Guiding Students through Histograms
An Instructor's Guide to Histograms
Freddi-Jo Bruschke, California State University Fullerton
Alejandra Ortiz, Colby College
What Should Students Get out of this Module?
After completing this module, a student should be able to:
- Construct a histogram with meaningful bin sizes from a given set of data
- Plot histograms by hand and using a spreadsheet
- Compare descriptive statistics of two histograms (i.e., is the average of histogram A larger or smaller than the average of histogram B)
- Identify a unimodal versus bimodal histogram and a left-skew versus right-skew histogram.
Why Are These Math Skills Challenging to Incorporate into Courses?

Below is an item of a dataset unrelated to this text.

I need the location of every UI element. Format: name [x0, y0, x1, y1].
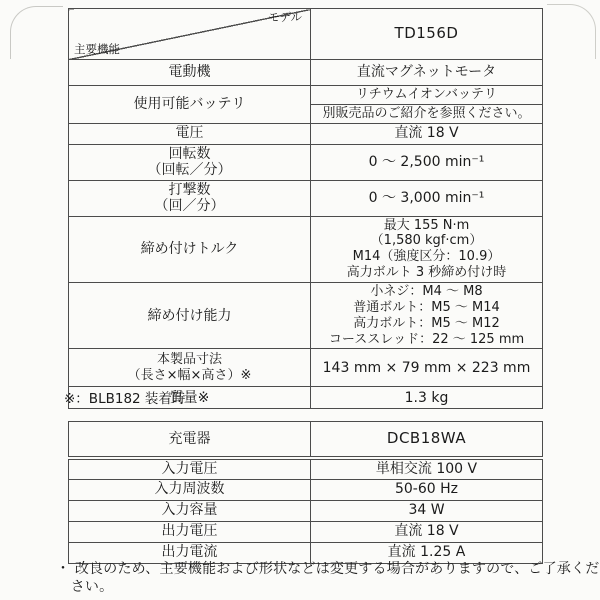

- Students do not understand the reason for plotting data and have never experienced the need for visualization of a lot of numbers.
- Often in math classes, students are asked to generate points from a function in order to determine what a graph of that function looks like; plotting points from data (which rarely is a perfect function!) may be newer for them than we realize.

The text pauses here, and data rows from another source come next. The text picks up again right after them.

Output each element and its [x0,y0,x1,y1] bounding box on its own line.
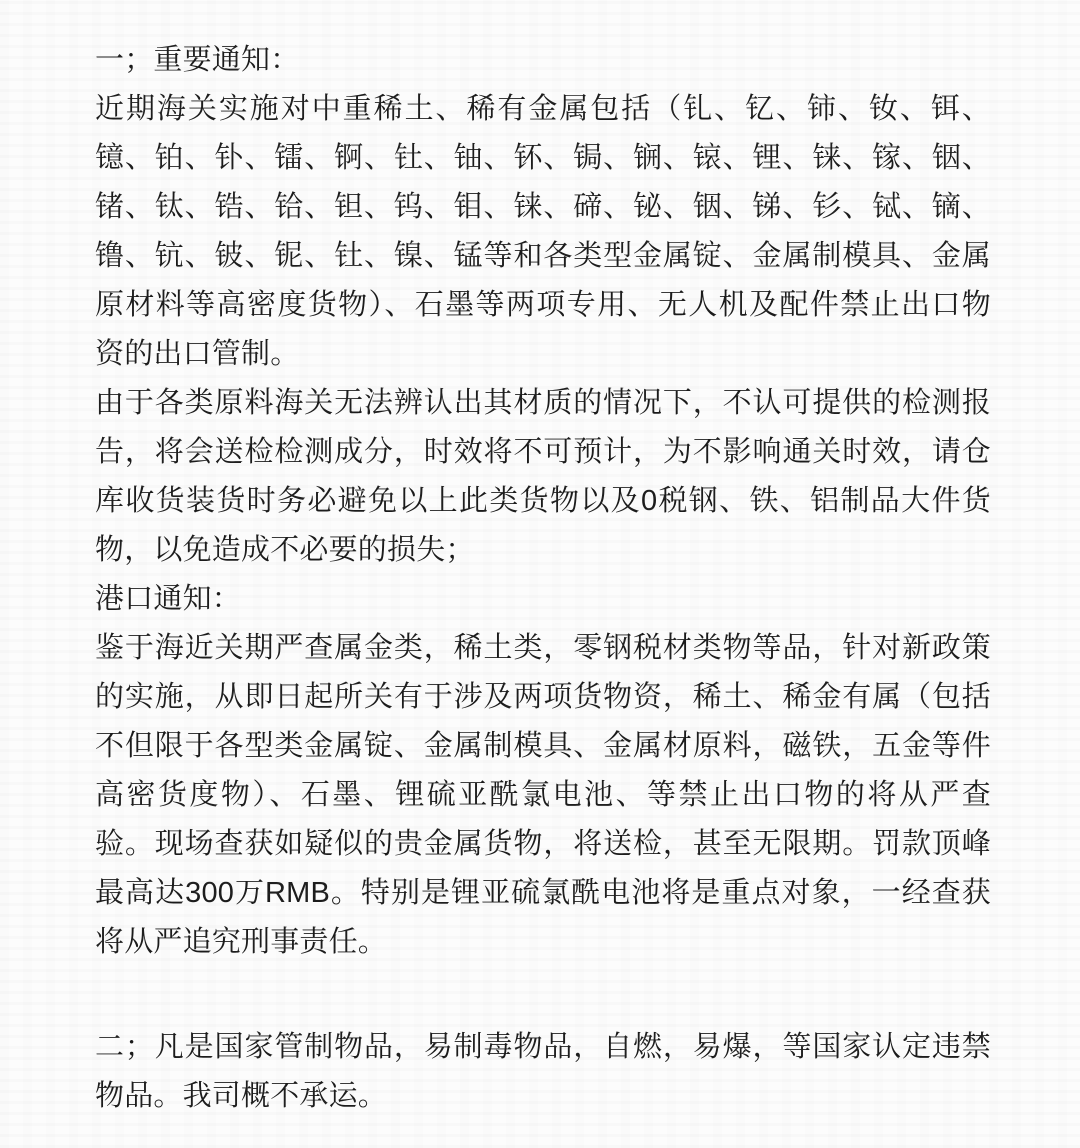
inspection-line: 告，将会送检检测成分，时效将不可预计，为不影响通关时效，请仓 [95,428,991,477]
port-line: 高密货度物）、石墨、锂硫亚酰氯电池、等禁止出口物的将从严查 [95,771,991,820]
section-two-line: 物品。我司概不承运。 [95,1072,991,1121]
inspection-line: 物，以免造成不必要的损失； [95,526,991,575]
port-line: 验。现场查获如疑似的贵金属货物，将送检，甚至无限期。罚款顶峰 [95,820,991,869]
customs-line: 原材料等高密度货物）、石墨等两项专用、无人机及配件禁止出口物 [95,281,991,330]
customs-line: 近期海关实施对中重稀土、稀有金属包括（钆、钇、铈、钕、铒、 [95,85,991,134]
section-two-line: 二；凡是国家管制物品，易制毒物品，自燃，易爆，等国家认定违禁 [95,1023,991,1072]
port-line: 最高达300万RMB。特别是锂亚硫氯酰电池将是重点对象，一经查获 [95,869,991,918]
customs-line: 镥、钪、铍、铌、钍、镍、锰等和各类型金属锭、金属制模具、金属 [95,232,991,281]
customs-line: 资的出口管制。 [95,330,991,379]
notice-page: 一；重要通知： 近期海关实施对中重稀土、稀有金属包括（钆、钇、铈、钕、铒、 镱、… [0,0,1080,1148]
port-notice-heading: 港口通知： [95,575,991,624]
customs-line: 镱、铂、钋、镭、锕、钍、铀、钚、锔、锎、锿、锂、铼、镓、铟、 [95,134,991,183]
port-line: 鉴于海近关期严查属金类，稀土类，零钢税材类物等品，针对新政策 [95,624,991,673]
section-one-heading: 一；重要通知： [95,36,991,85]
port-line: 的实施，从即日起所关有于涉及两项货物资，稀土、稀金有属（包括 [95,673,991,722]
inspection-line: 库收货装货时务必避免以上此类货物以及0税钢、铁、铝制品大件货 [95,477,991,526]
customs-line: 锗、钛、锆、铪、钽、钨、钼、铼、碲、铋、铟、锑、钐、铽、镝、 [95,183,991,232]
section-divider-space [95,967,991,1023]
port-line: 将从严追究刑事责任。 [95,918,991,967]
inspection-line: 由于各类原料海关无法辨认出其材质的情况下，不认可提供的检测报 [95,379,991,428]
port-line: 不但限于各型类金属锭、金属制模具、金属材原料，磁铁，五金等件 [95,722,991,771]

- These are generally never constructed by hand, so using software is imperative and can entail a first introduction to the basic software environment before even talking about histograms.
- How to make plots can vary depending on the software used, and frequently bar graphs may be the only easy option to create.
- This may be a completely new concept. While students may have seen them before, it's rare to have had histograms explained prior to this.
- Understanding the relationships between basic descriptive statistics and histograms (e.g. mean vs. median) can entail understanding what those statistics actually mean.
- Realize that when extracting information from histograms, students typically need to look for patterns on the y-axis and then pull out the bin value from the x-axis (the opposite order of operations typically asked of students when interpreting graphs)
What Don't We Include in the Page?
Although histograms are related to probability distributions, we do not include a strong or in-depth discussion of probability nor of the wide range of distribution types. We do briefly touch upon unimodal vs. bimodal distributions and the role of skew and symmetry in normal distributions. We have provided links to more in-depth discussions of different probability distributions. If the instructor desired to talk more about probability, we would recommend discussing how histograms can be transformed from counts to frequency of occurrence. This would also naturally segue into probability density functions and work well with the advanced section, including cumulative distributions.
We do not discuss frequency analysis of categorical data such as composition of sediment plotted as a bar graph, nor do we explicitly discuss the difference between a histogram and a bar graph. While we do discuss briefly the impact of varying bin sizing on the visualization of data in a histogram, this is an area that can be very important and involves more subfield-specific conventions. This might extend to unevenly sized bins or to dealing with outliers that are far beyond the range of the data (aka one data point that is an order of magnitude larger than all the other data). This module additionally does not discuss more advanced visualizations of probability, such as stem and leaf plots or box and violin plots.
Likewise, we do not include a detailed discussion of graphing basics or definitions of basic statistics. Instructors may refer to the module Introductory Statistics (opens in a new window) for explanation of mean, median, and standard deviation and Basic Graphing Skills(opens in a new window) for a more general discussion of plotting data.
Lastly, we do not get into cumulative histograms or circular histograms (rose diagrams). These are very important types of specialized histogram plots in Earth and environmental science but are beyond the scope of this module. We do feel that the existing examples could be expanded rather easily to segue into cumulative histograms (aka take problem XX and explain how to make cumulative in Excel).
Instructor Resources
Support for teaching this quantitative skill
- The Math You Need, When You Need It: Introductory Statistics
- Khan Academy Histograms
- One or more other resources that can help instructors teach about this topic. SERC collections such as Teaching Quantitative Skills can be a helpful place to look.
- This site from labxchange.org has a strong description of reading and interpreting histograms.
- This Complete Guide to Histograms does a strong job of walking through understanding and creating histograms.
Examples of activities that use this quantitative skill
- In this example, students use histograms to determine the frequency of Old Faithful (the geyser at Yellowstone) eruptions. It uses Excel and is part of the Geology of National Parks modules.
- In this lab or in-class exercise, students are introduced to probability and statistics by plotting the weights of pennies based on different ages (aka pennies from 1960s to 1981 have a different weight than modern pennies). They plot the histograms by hand.
- In this activity, students use carbon dioxide data from the DOE to explore the role of different visualization methods in Excel (i.e. histogram vs. pie chart) and track CO2 emissions from different countries.
- In this exercise, students use histograms in Excel to visualize VOCs from different geographic locations in the United States.
- In this advanced exercise, students use MATLAB to plot the organic content of sediment data, fit curves to the data, and use statistical tests (i.e. T-Test) to interpret the results.
- In this complex exercise, students are introduced to using MATLAB to visualize Pokemon Go data. It includes assessing distribution fits, descriptive statistics, and normalizing data.
- In this advanced example, students use histograms in Excel to visualize the macroevolution of Cambrian Fauna in Excel.